There is no federal statute and no other federal regulation which governs the present case. It should be pointed out, however, that there is a federal regulation which has been written clearly and which leaves no doubt as to its meaning, but which does not apply to the present case. It is the Armed Forces Procurement Regulation (32 C.F.R. Sec. 401.303, 1951 ed.) which provides:

 
"Bids may be modified or withdrawn, at any time prior to the time fixed for opening thereof, by written or telegraphic notice received prior to the time fixed for opening. After the opening of bids no bid may be modified * * * or withdrawn, etc. * * *"

I am satisfied that under the facts which have been stipulated in the present case defendants' substantial underbid was the result of an honest mistake. No federal statute or regulation prevented them from withdrawing their bid. Under both the ordinary common law and the federal common law they had the right to withdraw it. The withdrawal, therefore, should have been permitted.

The statements of fact and law in the foregoing opinion will constitute the Court's findings of fact and conclusions of law in the case.

And now, May 25, 1954, it is directed that judgment be entered in favor of the defendants, Samuel F. Lipman and Myles Spilberg, individually and as copartners, now or late trading as North Contracting Company, and against the plaintiff, United States of America.

NOTES

[1] This appears to be a field in which there is federal common law as distinguished from state common law. Compare Erie R. Co. v. Tompkins, 304 U.S. 64, 58 S. Ct. 817, 82 L. Ed. 1188 with Sola Electric Co. v. Jefferson Co., 317 U.S. 173, 176, 63 S. Ct. 172, 87 L. Ed. 165.

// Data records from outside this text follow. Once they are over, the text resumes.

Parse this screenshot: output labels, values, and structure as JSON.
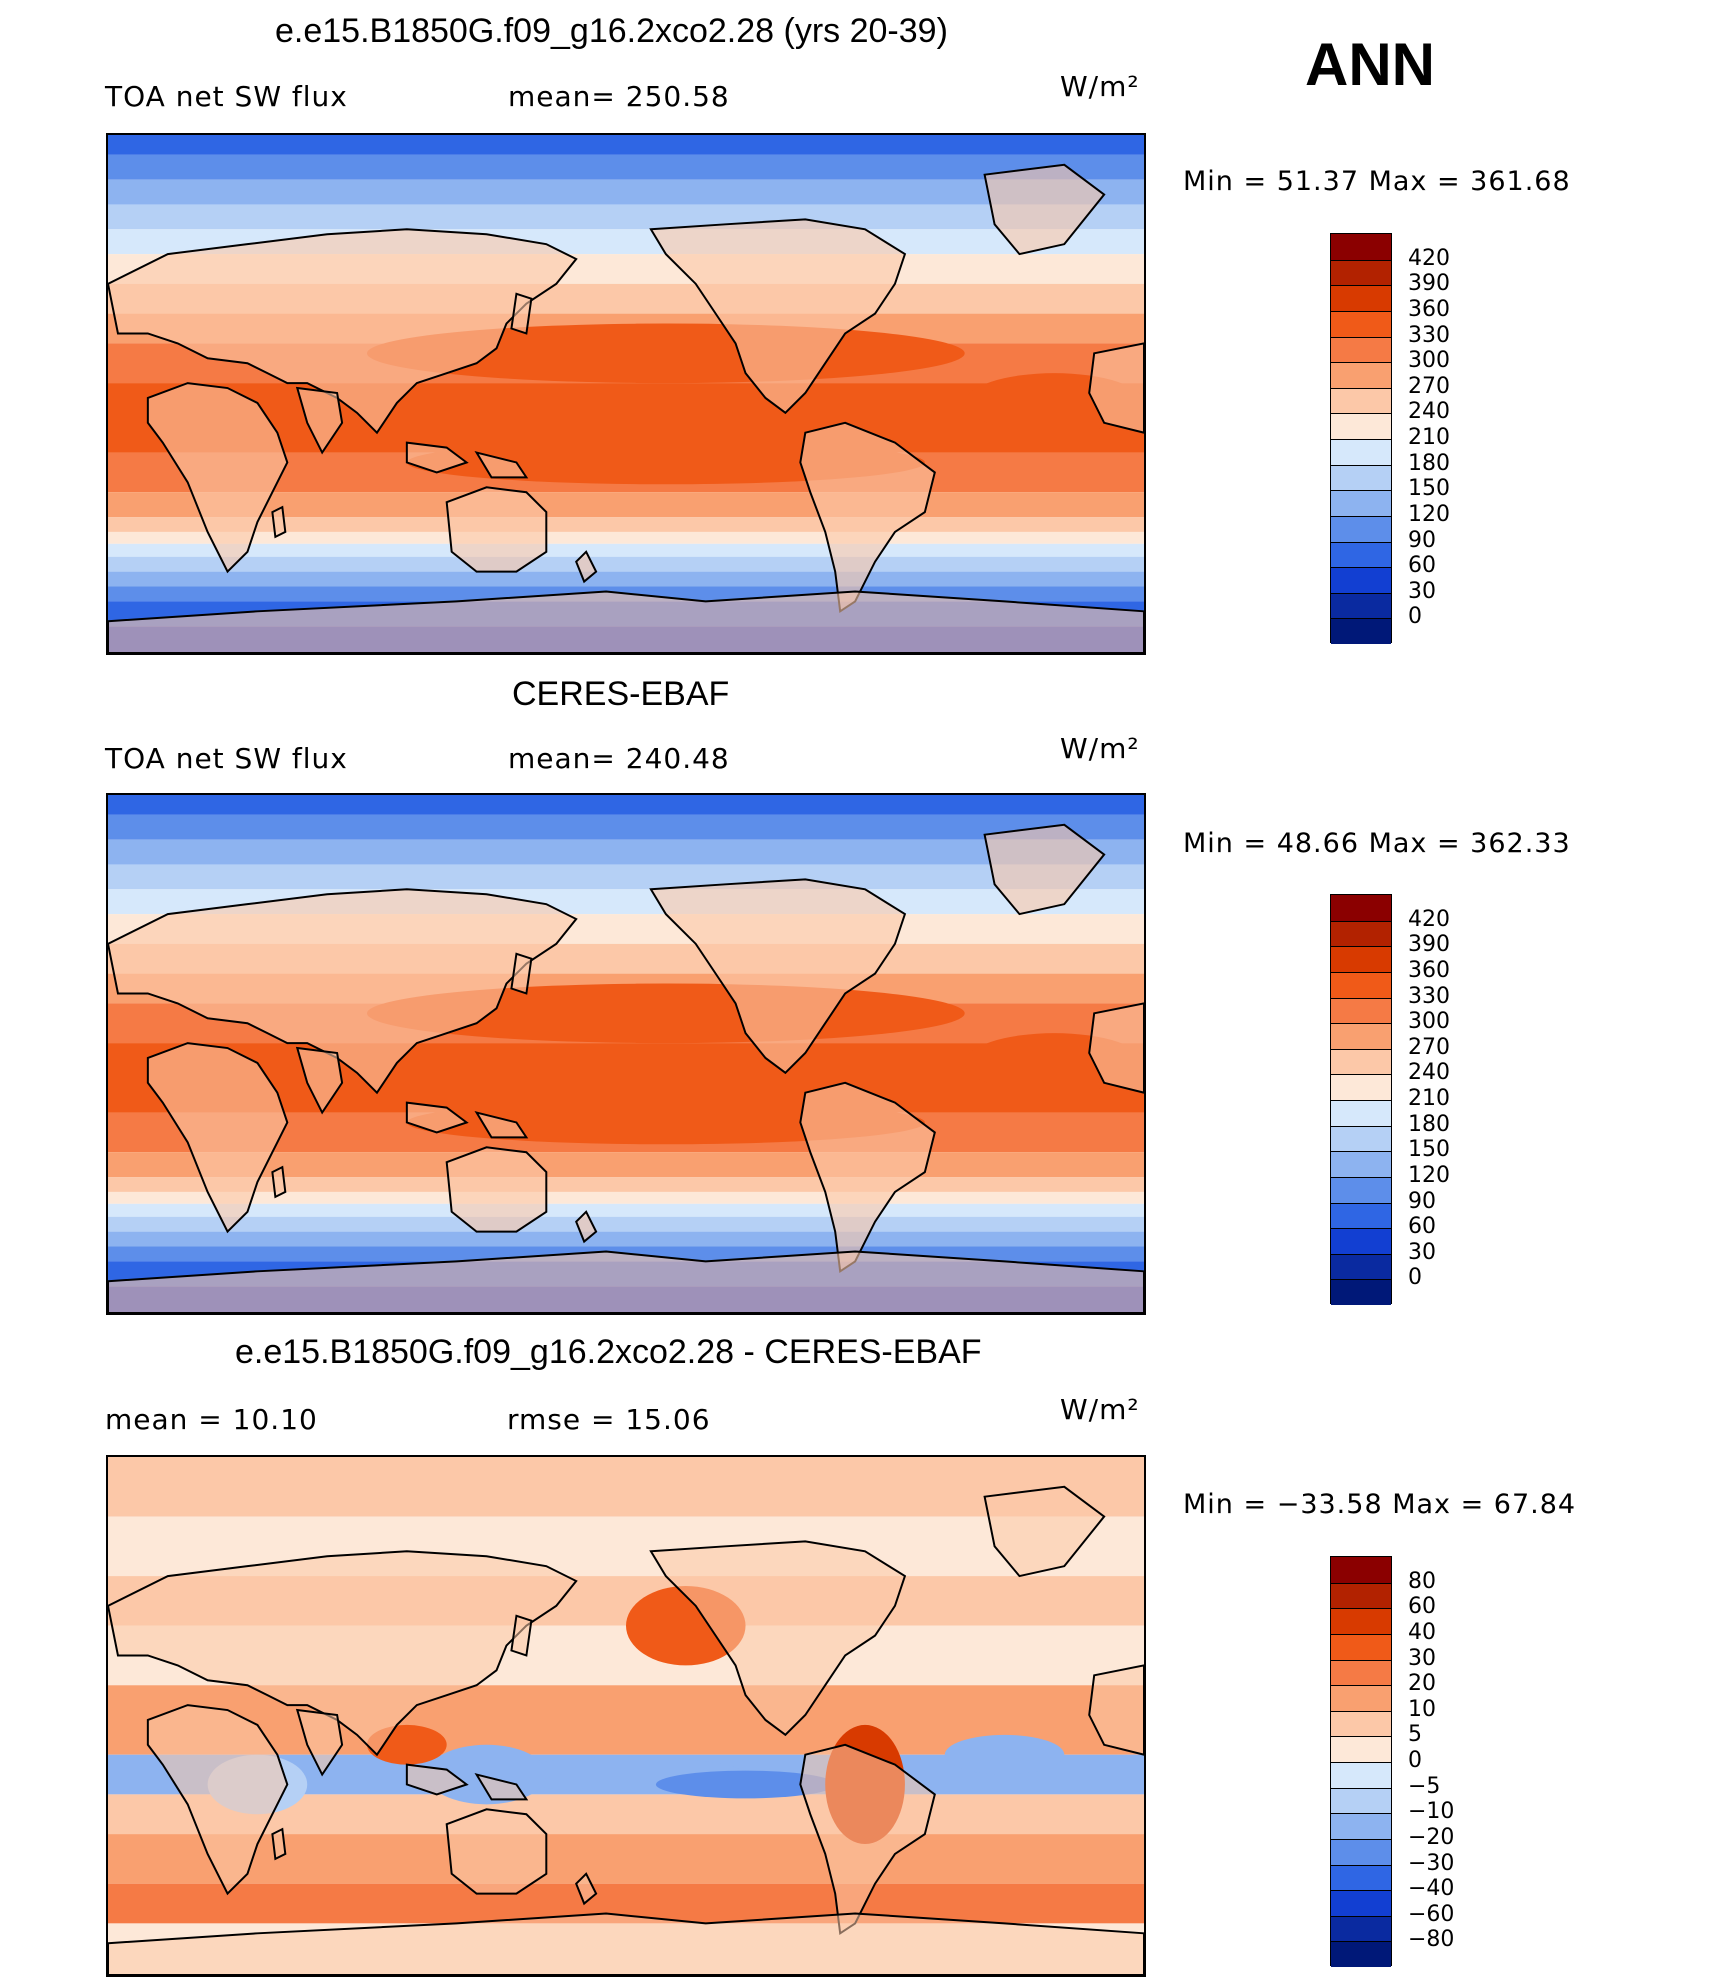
{
  "season": "ANN",
  "panels": [
    {
      "title": "e.e15.B1850G.f09_g16.2xco2.28 (yrs 20-39)",
      "left_label": "TOA net SW flux",
      "mid_label": "mean= 250.58",
      "units": "W/m²",
      "minmax": "Min =   51.37 Max =  361.68",
      "levels": [
        "420",
        "390",
        "360",
        "330",
        "300",
        "270",
        "240",
        "210",
        "180",
        "150",
        "120",
        "90",
        "60",
        "30",
        "0"
      ],
      "colors": [
        "#8b0000",
        "#b22200",
        "#d83a00",
        "#f05a18",
        "#f57a45",
        "#f9a070",
        "#fcc8a8",
        "#fde8d8",
        "#d6e8fb",
        "#b5d0f5",
        "#8db3f0",
        "#5d8eea",
        "#2f66e4",
        "#123fd2",
        "#0a2aa0",
        "#001878"
      ],
      "field": "model"
    },
    {
      "title": "CERES-EBAF",
      "left_label": "TOA net SW flux",
      "mid_label": "mean= 240.48",
      "units": "W/m²",
      "minmax": "Min =   48.66 Max =  362.33",
      "levels": [
        "420",
        "390",
        "360",
        "330",
        "300",
        "270",
        "240",
        "210",
        "180",
        "150",
        "120",
        "90",
        "60",
        "30",
        "0"
      ],
      "colors": [
        "#8b0000",
        "#b22200",
        "#d83a00",
        "#f05a18",
        "#f57a45",
        "#f9a070",
        "#fcc8a8",
        "#fde8d8",
        "#d6e8fb",
        "#b5d0f5",
        "#8db3f0",
        "#5d8eea",
        "#2f66e4",
        "#123fd2",
        "#0a2aa0",
        "#001878"
      ],
      "field": "obs"
    },
    {
      "title": "e.e15.B1850G.f09_g16.2xco2.28 - CERES-EBAF",
      "left_label": "mean =   10.10",
      "mid_label": "rmse =   15.06",
      "units": "W/m²",
      "minmax": "Min = −33.58 Max =   67.84",
      "levels": [
        "80",
        "60",
        "40",
        "30",
        "20",
        "10",
        "5",
        "0",
        "−5",
        "−10",
        "−20",
        "−30",
        "−40",
        "−60",
        "−80"
      ],
      "colors": [
        "#8b0000",
        "#b22200",
        "#d83a00",
        "#f05a18",
        "#f57a45",
        "#f9a070",
        "#fcc8a8",
        "#fde8d8",
        "#d6e8fb",
        "#b5d0f5",
        "#8db3f0",
        "#5d8eea",
        "#2f66e4",
        "#123fd2",
        "#0a2aa0",
        "#001878"
      ],
      "field": "diff"
    }
  ]
}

[2] In cases involving bids to state and municipal governments the prevailing view seems to be that, in the absence of express statutory provision to the contrary, a bid may be withdrawn before acceptance if proper notice of withdrawal is given. See 10 McQuillen, Municipal Corporations, Sec. 29.67 (3rd Ed.); Rushlight Automatic Sprinkler Co. v. Portland, 189 Or. 194, 219 P.2d 732. On the other hand, by virtue of express statutory provision, it is held in some states that a bidder has no right to withdraw his bid even before the bids are opened. 10 McQuillen, op. cit. supra; City of Baltimore v. J. L. Robinson Const. Co., 123 Md. 660, 91 A. 682, L. R.A.1915A, 225, distinguishing Moffett Hodgkins & Clarke Co. v. Rochester, 178 U.S. 373, 20 S. Ct. 957, 44 L. Ed. 1108.